A shimmering thread of sun-gold wove through the branches and dipped low to see what was happening. Far in the east a crane-pheasant called to its mate. The wind soared lonely and chilly.
They were out of breath, man and beast. Momentarily they stopped in their mad circling, the bear leaning against one side of the tree, a deep sob gurgling in her hairy throat, the blood coming through her wounds like black-red whips, while the man was huddled against the opposite side as tight and small as he could. He was tired and sleepy. His right hand felt paralyzed, but still it gripped the dagger. He knew that the end was near, knew that he himself must hasten it, that he must face Bibi Bear—face her in the open—and kill or be killed. For back yonder was Azeena, and the minutes were slipping by like water.
He raked together the dying embers of his strength. “Allah!” he mumbled. “Do thou give me help!”—And then he heard again the cry of the cursed, feathery thing:
But it seemed less mocking than before, more insistent, as if the bird, too, had lost its sense of security, had begun to fear the shaggy murderer below.
Mortazu Khan looked up. Then he saw it. It had dropped to a branch lower down, and it was not a bird—It was round and toddling and fluffy and blue-gray. A little, fat bear cub it was; and then Mortazu Khan knew why Bibi Bear had broken the truce of the fat season, and a certain pity and understanding came to the hillman’s simple heart.
Here he was fighting for his wife, his unborn son, and he said to himself that the bear, too, was fighting for the young of her body, for the thing which gave meaning to life. And it was without hatred—with respect, rather, and a feeling of comradeship—that Mortazu Khan stepped away from the protecting tree, deliberately to give battle in the open.
The bear followed, growling. And so the two stood there, confronting each other, both breathing hard, ready to leap, ready to finish the fight.
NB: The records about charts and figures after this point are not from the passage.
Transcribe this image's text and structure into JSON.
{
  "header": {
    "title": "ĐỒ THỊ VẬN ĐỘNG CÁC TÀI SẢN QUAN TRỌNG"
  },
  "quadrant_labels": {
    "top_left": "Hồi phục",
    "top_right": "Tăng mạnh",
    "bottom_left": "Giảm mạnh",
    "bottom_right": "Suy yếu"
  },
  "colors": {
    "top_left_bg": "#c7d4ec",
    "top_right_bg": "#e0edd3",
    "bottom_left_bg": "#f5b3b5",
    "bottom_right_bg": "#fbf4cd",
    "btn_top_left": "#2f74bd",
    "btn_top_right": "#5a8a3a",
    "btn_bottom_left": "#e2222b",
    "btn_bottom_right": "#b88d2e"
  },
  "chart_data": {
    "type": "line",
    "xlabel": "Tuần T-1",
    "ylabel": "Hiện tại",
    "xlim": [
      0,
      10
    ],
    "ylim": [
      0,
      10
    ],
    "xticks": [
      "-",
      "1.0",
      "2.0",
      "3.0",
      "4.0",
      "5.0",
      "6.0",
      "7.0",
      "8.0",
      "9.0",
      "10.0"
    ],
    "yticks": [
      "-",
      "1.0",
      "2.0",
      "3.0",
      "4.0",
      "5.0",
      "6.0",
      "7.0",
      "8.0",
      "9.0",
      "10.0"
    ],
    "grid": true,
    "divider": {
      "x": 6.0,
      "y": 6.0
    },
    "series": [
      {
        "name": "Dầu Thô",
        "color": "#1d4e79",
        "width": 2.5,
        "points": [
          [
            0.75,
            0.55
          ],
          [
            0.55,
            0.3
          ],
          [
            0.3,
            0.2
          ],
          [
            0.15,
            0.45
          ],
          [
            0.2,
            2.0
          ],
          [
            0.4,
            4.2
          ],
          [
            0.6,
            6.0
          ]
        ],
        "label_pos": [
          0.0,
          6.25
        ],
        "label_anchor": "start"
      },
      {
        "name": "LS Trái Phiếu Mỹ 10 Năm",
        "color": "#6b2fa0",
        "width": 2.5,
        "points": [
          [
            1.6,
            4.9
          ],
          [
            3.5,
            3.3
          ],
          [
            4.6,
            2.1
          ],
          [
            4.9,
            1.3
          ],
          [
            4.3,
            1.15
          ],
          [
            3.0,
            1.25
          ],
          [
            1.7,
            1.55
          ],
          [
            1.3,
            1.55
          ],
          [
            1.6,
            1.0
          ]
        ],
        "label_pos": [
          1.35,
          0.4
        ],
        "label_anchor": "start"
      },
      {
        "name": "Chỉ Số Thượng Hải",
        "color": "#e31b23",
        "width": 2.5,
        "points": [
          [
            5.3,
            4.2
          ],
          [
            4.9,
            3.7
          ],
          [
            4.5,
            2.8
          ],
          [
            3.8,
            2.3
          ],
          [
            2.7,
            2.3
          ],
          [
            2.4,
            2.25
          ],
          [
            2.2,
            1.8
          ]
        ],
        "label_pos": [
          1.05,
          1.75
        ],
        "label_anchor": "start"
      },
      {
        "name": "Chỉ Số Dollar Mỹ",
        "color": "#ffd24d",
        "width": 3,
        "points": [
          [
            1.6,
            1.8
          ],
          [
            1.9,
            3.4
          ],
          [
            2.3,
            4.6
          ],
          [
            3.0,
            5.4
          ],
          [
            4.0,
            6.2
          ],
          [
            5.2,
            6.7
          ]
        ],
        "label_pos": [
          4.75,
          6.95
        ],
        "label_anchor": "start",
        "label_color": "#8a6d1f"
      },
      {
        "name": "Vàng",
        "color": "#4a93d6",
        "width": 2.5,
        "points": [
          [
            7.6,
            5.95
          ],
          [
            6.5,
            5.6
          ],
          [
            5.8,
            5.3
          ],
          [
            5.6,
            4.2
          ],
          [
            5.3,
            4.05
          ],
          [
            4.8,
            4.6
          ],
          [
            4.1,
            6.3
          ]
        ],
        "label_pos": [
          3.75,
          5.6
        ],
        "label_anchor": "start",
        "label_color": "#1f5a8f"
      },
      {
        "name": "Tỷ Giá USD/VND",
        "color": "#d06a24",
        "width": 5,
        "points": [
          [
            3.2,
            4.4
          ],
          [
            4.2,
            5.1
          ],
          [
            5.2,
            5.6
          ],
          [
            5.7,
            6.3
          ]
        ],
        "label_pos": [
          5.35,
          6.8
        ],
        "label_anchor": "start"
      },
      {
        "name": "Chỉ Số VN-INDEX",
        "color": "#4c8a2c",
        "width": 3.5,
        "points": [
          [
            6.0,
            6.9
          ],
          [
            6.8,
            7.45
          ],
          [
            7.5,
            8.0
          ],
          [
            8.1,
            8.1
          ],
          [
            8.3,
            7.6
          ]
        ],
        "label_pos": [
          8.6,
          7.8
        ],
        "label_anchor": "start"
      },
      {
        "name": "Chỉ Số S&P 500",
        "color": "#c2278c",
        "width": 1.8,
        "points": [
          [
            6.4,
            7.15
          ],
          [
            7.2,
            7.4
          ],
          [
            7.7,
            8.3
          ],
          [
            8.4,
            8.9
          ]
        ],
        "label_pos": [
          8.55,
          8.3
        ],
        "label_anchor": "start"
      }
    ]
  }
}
It was the man who leaped first. For the fraction of a second he balanced himself, his bleeding toes gripping the ground. Then he went straight into the bear’s embrace, the point of his dagger ahead of him like a guidon. His lips were crinkly and pale, his tongue like dry saddle leather, his eyes cold and gleaming. But straight he jumped, and straight stabbed the knife, finding the brute’s pumping, clamorous heart, while the claws met across his shoulder-blades and tore a furrow down his back.
Straight to the heart! With every ounce of bunched strength and despair, and as the bear, in mortal agony, realized her steely grip, he struck again and again and again. But there was no hatred in the blows.
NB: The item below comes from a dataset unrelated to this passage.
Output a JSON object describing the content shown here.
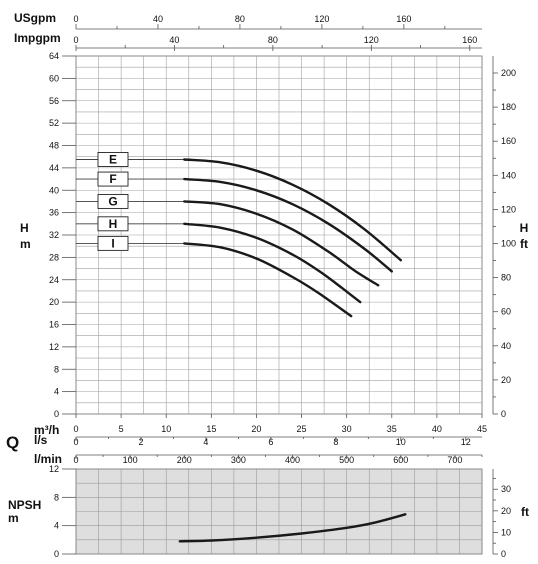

“Ahi!” he sobbed, as the bear toppled sideways and fell, curling up like a sleeping dog. “Ahi! Poor Bibi Bear! Brave Bibi Bear!”
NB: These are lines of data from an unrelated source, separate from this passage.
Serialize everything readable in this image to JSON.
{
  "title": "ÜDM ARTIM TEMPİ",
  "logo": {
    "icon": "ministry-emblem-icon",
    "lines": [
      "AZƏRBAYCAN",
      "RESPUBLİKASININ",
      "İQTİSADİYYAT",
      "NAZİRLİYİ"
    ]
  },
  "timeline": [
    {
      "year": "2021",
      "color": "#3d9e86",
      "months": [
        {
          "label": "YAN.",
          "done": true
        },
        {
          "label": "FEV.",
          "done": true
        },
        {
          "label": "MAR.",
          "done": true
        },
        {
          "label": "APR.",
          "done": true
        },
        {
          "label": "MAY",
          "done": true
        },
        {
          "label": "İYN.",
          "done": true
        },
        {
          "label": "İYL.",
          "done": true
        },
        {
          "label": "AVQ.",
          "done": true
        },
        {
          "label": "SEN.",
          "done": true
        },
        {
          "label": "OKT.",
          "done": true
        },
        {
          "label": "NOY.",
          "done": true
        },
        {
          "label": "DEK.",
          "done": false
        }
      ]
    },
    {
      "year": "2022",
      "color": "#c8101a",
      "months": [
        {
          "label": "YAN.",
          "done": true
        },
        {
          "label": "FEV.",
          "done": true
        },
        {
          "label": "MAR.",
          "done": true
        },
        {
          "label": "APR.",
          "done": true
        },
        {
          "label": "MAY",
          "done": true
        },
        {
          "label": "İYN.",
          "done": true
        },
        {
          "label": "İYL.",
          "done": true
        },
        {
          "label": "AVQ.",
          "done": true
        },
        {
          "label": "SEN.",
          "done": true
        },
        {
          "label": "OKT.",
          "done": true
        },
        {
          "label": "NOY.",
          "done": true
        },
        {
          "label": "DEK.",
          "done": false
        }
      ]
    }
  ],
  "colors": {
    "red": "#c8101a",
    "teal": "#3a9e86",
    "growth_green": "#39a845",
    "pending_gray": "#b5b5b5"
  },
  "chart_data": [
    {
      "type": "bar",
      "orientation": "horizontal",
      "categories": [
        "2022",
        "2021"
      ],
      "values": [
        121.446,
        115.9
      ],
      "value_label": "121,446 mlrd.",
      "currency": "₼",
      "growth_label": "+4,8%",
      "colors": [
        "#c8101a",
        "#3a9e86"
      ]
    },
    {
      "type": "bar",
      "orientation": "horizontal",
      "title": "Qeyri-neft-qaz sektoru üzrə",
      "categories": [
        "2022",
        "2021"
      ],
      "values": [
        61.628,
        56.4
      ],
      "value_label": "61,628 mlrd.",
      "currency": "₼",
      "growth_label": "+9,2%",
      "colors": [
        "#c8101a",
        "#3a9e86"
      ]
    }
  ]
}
His back bled and hurt. But he jerked the pain away with a shrug of his massive shoulder. The English hakim would have two patients instead of one, he told himself, and, dizzy, a little depressed, he turned to resume his walk across he plateau.
But something seemed to float down upon his consciousness, imperceptibly, like the shadow of a leaf through summer dusk, and he stopped and returned to the fir-tree. Standing on his toes, he reached up and caught the toddling, fluffy cub which was trying hard to back up, to regain the security of the higher branches.
“Come, little Sheik Bear!” he crooned as he might to a frightened child. “Come! There is room for thee in the house of Mortazu Khan! Room and food and water—and soon, if Allah be willing and the hakim’s medicine strong, a little man-child to play with thee!”
And, the cub nuzzling his heaving chest with a little grunt of satisfaction, Mortazu Khan walked toward the flat roofs of Ghuzni, leaving behind him a thin trail of blood, but hurrying, hurrying.